Tesla, on the other hand, is already deep into the development of self-driving technologies, and if the company can take advantage of this head start, its trucks will be huge assets for fleets. One of the major headwinds facing the trucking industry today is a shortage of drivers, so obviously vehicles that don’t need drivers will be an attractive solution.


Another huge challenge for freight haulers is the cost of insurance. With nuclear verdicts on the rise—that’s verdicts of $10 million or more—insurance providers are ever more wary of trucking companies. If a company can even find an insurer willing to work with them, the rates it will have to pay for coverage will seldom be affordable. Costs per mile have gone up 17% since 2013. That’s why 795 trucking companies closed up shop in 2019 alone, resulting in 24,000 trucks sitting idle.
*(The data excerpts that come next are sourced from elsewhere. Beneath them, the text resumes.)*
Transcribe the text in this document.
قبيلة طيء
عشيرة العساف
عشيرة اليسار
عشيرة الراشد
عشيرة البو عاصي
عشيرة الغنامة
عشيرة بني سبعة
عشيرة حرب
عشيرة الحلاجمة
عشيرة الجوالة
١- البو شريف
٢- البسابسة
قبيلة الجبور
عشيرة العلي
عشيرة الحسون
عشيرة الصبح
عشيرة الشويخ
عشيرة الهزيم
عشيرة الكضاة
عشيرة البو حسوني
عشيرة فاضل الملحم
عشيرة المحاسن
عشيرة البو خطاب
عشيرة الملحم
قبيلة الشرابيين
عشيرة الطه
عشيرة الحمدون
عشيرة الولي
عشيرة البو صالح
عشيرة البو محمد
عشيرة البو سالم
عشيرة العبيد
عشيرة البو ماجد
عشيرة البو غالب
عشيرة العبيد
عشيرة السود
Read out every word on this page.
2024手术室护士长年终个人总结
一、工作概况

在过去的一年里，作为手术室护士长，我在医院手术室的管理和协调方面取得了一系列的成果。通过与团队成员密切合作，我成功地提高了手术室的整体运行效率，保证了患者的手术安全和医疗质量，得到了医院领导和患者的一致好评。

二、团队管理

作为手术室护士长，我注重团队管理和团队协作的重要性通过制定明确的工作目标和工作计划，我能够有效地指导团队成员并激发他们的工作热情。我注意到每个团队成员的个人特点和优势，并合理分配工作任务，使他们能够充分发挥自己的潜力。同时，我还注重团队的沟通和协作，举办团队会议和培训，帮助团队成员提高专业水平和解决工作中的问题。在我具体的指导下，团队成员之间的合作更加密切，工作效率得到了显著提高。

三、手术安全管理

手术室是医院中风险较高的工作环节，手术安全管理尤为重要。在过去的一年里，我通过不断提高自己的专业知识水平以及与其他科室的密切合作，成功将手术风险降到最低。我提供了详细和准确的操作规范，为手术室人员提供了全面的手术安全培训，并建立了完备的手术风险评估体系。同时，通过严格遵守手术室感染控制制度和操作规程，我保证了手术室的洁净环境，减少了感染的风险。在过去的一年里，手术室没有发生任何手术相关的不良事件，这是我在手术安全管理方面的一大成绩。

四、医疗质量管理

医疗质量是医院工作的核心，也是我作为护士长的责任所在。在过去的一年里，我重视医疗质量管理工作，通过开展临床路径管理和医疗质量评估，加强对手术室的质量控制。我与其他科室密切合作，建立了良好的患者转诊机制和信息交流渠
Autonomous vehicles will likely have far better safety records than human drivers sometime in next decade, maybe within the next four years. That’s because machines don’t get distracted or zone out the way humans often do. Fewer accidents translates into fewer settlements, which translates into lower insurance premiums. (Machine learning programs are already being used to improve safety records through telematics-based training.)


Autonomous trucks also won’t get tired the way human drivers do. That will likely mean that the FMCSA will agree to give companies exemptions from its hours of service rules for self-driving trucks, because those rules were put in place to reduce the number of accidents caused by driver fatigue. So, while Nikola trucks may have a longer range in theory, Tesla trucks may soon be outpacing them nonetheless.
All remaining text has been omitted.